Network-Scale Ecosystem Metabolism

The GPP regime at the network scale exhibited a bimodal pattern with a conspicuous peak during spring and a reduced, second summer peak. Our findings on a real-world stream network corroborate the emerging property of network-scale GPP as recently reported in theoretical optimal channel networks (Koenig and others 2019). Indeed, the bimodal pattern found for the Ybbs River network resembles that obtained by Koenig and others (2019) under the stochastic assignment, that is, the scenario proposed to be more representative of real rivers by the authors. Dissecting this pattern into the contributions of stream reaches of different sizes to network-scale GPP, we found that downstream reaches were mostly responsible for the spring and summer peak in GPP. This pattern was clearly driven by light availability as modulated by channel geomorphology as predicted by the River Continuum Concept (Vannote and others 1980).

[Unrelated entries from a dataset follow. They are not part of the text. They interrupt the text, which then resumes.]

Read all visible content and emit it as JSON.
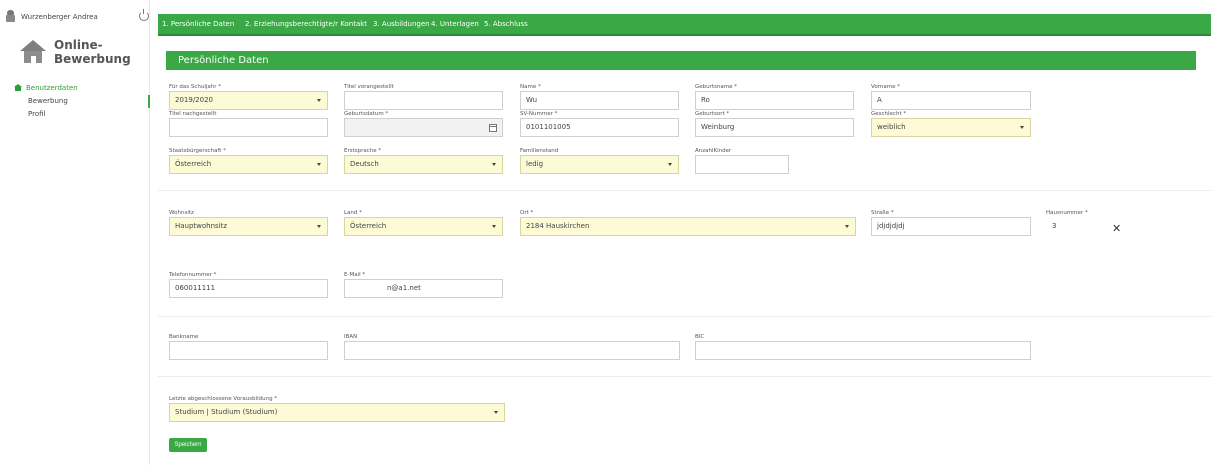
{
  "user": {
    "name": "Wurzenberger Andrea"
  },
  "logo": {
    "line1": "Online-",
    "line2": "Bewerbung"
  },
  "nav": {
    "section": "Benutzerdaten",
    "items": [
      "Bewerbung",
      "Profil"
    ]
  },
  "tabs": [
    "1. Persönliche Daten",
    "2. Erziehungsberechtigte/r Kontakt",
    "3. Ausbildungen",
    "4. Unterlagen",
    "5. Abschluss"
  ],
  "section": {
    "title": "Persönliche Daten"
  },
  "fields": {
    "schuljahr": {
      "label": "Für das Schuljahr *",
      "value": "2019/2020"
    },
    "titel_vor": {
      "label": "Titel vorangestellt",
      "value": ""
    },
    "name": {
      "label": "Name *",
      "value": "Wu"
    },
    "geburtsname": {
      "label": "Geburtsname *",
      "value": "Ro"
    },
    "vorname": {
      "label": "Vorname *",
      "value": "A"
    },
    "titel_nach": {
      "label": "Titel nachgestellt",
      "value": ""
    },
    "geburtsdatum": {
      "label": "Geburtsdatum *",
      "value": ""
    },
    "sv_nummer": {
      "label": "SV-Nummer *",
      "value": "0101101005"
    },
    "geburtsort": {
      "label": "Geburtsort *",
      "value": "Weinburg"
    },
    "geschlecht": {
      "label": "Geschlecht *",
      "value": "weiblich"
    },
    "staatsbuergerschaft": {
      "label": "Staatsbürgerschaft *",
      "value": "Österreich"
    },
    "erstsprache": {
      "label": "Erstsprache *",
      "value": "Deutsch"
    },
    "familienstand": {
      "label": "Familienstand",
      "value": "ledig"
    },
    "anzahl_kinder": {
      "label": "AnzahlKinder",
      "value": ""
    },
    "wohnsitz": {
      "label": "Wohnsitz",
      "value": "Hauptwohnsitz"
    },
    "land": {
      "label": "Land *",
      "value": "Österreich"
    },
    "ort": {
      "label": "Ort *",
      "value": "2184 Hauskirchen"
    },
    "strasse": {
      "label": "Straße *",
      "value": "jdjdjdjdj"
    },
    "hausnummer": {
      "label": "Hausnummer *",
      "value": "3"
    },
    "telefon": {
      "label": "Telefonnummer *",
      "value": "060011111"
    },
    "email": {
      "label": "E-Mail *",
      "value": "n@a1.net"
    },
    "bankname": {
      "label": "Bankname",
      "value": ""
    },
    "iban": {
      "label": "IBAN",
      "value": ""
    },
    "bic": {
      "label": "BIC",
      "value": ""
    },
    "vorausbildung": {
      "label": "Letzte abgeschlossene Vorausbildung *",
      "value": "Studium | Studium (Studium)"
    }
  },
  "buttons": {
    "save": "Speichern",
    "clear": "✕"
  },
  "colors": {
    "accent": "#3aa845",
    "required_bg": "#fdfbd6"
  }
}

Our findings reveal that the annual metabolism of the Ybbs River network is heterotrophic, with the smallest headwaters contributing most to its heterotrophy. This is in line with earlier predictions on stream ecosystem metabolism (Fisher and Likens 1973; Vannote and others 1980) and studies compiling data from a wide suite of stream ecosystems (Battin and others 2008; Hoellein and others 2013). Perhaps less trivial, our findings provide first insights into the contributions of streams by the areal extent and metabolic fluxes beyond the longitudinal dimension. In this context, the disproportionate contribution of small headwater streams (that is, Group I) to ER and hence to NEP highlights their role for metabolic fluxes at the network scale. Besides the fact that headwater streams are often light-limited owing to riparian vegetation (as tree cover density), per unit area they are more tightly connected to the terrestrial environment than wider reaches further downstream. This increases the terrestrial deliveries of organic matter to these streams. Owing to elevated channel slope, bed roughness, and sediment porosity, the hydrodynamic exchange between the surface water and the streambed is typically higher in headwaters than in downstream reaches, which may enhance the respiratory breakdown of allochthonous organic carbon in these headwater streams (Battin and others 2008).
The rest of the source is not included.